As noted, I actually think COVID-19 will help smaller more boutique hostels to the detriment of the larger ‘bed-factories’. Also, those with leased properties may find the going tougher. Landlords may have deferred rental payments, but this has only ‘kicked the can’ down the road a bit. At some stage these rent arrears, like any loan, will need to be repaid, so, it’s much better if you own the site freehold.
I think many younger travellers will be staycationing in their own country or travel bubble this year, so operators need to redirect efforts to source markets they have maybe not prioritised as much of late. But we all have to think hard about creating new and enduring USPs – price alone is not enough.
How do you think the current global wave of protests against racism and social injustice will affect young people and how they view travel and cultural discovery and exchange?
I think I honestly need more time to reflect on this. But it is likely to widen the generational gap that already exists on climate change where young people feel frustrated by the slow pace of change. It would be nice to hope that this encourages travel for a purpose (i.e. cultural exchange) rather than just travel for travel’s sake.
It seems that every few weeks there is a new theme that the industry focusses on. Flexible booking policies, ‘re-setting’, trust, safety, hygiene standards, and contactless experiences are a few. Consumer sentiment is the latest. WYSE Travel Confederation has been waiting to conduct this type of survey until the return of a baseline possibility for major global markets to travel. What’s your take on consumer sentiment findings at this point in the crisis?
I think we are still in the spin cycle of all this. So, I agree that a sentiment survey now is a bit of a waste of time. Maybe in two to three months we can be see the true impact on consumer behaviours.
Are there old thought patterns or assumptions that will no longer fit into business strategy for a post-COVID-19 travel industry?
A lot of thinking (and some business plans) revolve around the Chinese coming to the rescue of global tourism. I am less convinced that such a reliance is healthy or sufficiently assured. As supply chains become shorter and less global, so it may be wiser for tourism to focus on demand that is more regional and/or less subject to the vagaries of geo-politics.
How have you handled the situation personally? Are you well? Do you have any new hobbies?
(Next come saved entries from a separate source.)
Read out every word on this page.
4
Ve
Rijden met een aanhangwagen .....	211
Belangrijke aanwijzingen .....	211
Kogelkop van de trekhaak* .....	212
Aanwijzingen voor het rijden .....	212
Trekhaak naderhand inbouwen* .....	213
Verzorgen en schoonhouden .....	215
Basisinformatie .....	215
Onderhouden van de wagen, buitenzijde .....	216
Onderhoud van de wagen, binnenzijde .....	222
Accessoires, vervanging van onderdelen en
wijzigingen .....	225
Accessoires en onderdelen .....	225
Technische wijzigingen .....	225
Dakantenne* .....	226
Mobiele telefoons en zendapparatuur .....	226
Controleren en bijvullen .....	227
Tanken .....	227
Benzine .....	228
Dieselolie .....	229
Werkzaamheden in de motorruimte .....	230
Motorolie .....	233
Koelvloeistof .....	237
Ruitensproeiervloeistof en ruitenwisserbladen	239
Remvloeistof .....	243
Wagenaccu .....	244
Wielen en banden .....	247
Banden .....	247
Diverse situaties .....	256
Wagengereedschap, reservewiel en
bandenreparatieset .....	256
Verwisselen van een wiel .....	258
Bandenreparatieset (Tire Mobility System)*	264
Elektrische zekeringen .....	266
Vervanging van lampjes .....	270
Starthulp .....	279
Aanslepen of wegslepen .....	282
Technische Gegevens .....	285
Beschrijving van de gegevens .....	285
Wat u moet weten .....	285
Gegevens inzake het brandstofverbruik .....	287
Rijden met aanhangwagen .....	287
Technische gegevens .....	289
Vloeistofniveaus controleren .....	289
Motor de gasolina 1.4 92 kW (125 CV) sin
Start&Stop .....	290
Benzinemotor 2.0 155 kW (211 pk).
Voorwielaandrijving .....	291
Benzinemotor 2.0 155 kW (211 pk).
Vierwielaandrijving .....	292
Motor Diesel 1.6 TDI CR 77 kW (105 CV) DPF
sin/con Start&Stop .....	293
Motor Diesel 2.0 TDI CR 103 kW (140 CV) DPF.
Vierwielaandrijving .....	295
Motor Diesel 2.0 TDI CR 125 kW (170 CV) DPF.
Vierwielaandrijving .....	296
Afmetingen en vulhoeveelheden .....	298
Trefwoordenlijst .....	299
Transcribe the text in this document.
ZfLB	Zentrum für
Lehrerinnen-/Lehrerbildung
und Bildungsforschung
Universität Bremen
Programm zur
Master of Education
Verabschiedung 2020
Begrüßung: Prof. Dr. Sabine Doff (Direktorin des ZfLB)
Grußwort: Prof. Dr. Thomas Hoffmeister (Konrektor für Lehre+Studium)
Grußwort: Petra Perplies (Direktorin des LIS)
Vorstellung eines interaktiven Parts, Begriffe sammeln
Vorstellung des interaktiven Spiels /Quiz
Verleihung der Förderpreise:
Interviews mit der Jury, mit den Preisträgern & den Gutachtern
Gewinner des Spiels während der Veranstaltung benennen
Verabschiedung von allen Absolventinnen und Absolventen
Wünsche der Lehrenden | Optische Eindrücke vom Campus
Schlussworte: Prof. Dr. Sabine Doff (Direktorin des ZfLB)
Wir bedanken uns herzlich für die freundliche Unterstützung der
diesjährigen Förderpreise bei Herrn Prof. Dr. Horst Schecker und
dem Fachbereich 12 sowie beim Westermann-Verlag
I am well – quite sanguine about it all, as there is no point getting annoyed about holidays that need to be cancelled or much else. But one can take some comfort in smaller pleasures like nice food to cook, the recovery of nature, etc. Not shopping, apart from groceries, is also not a bad experience – one really does have enough ‘stuff’. I am also discovering the pleasure of jogging, which pre lockdown I never really liked!
Thank you for sharing your thoughts and humour, Carl. We wish you all the best with your jogging.
Carl Michel is an Operating Partner at The Strategy Exchange. He serves as Chairman of several travel businesses, including Veeve, a short-stay holiday and luxury apartment rentals platform offering properties in London and Paris. He is also a Visiting Lecturer at the City University of London. Prior to joining The Strategy Exchange, Carl served as the Executive Chairman of the chain of hostels now known as Generator. He also served on the board of the former STAY WYSE Association. Earlier in his career, Carl was Chief Executive of Holidaybreak plc and a Commercial Director of British Airways.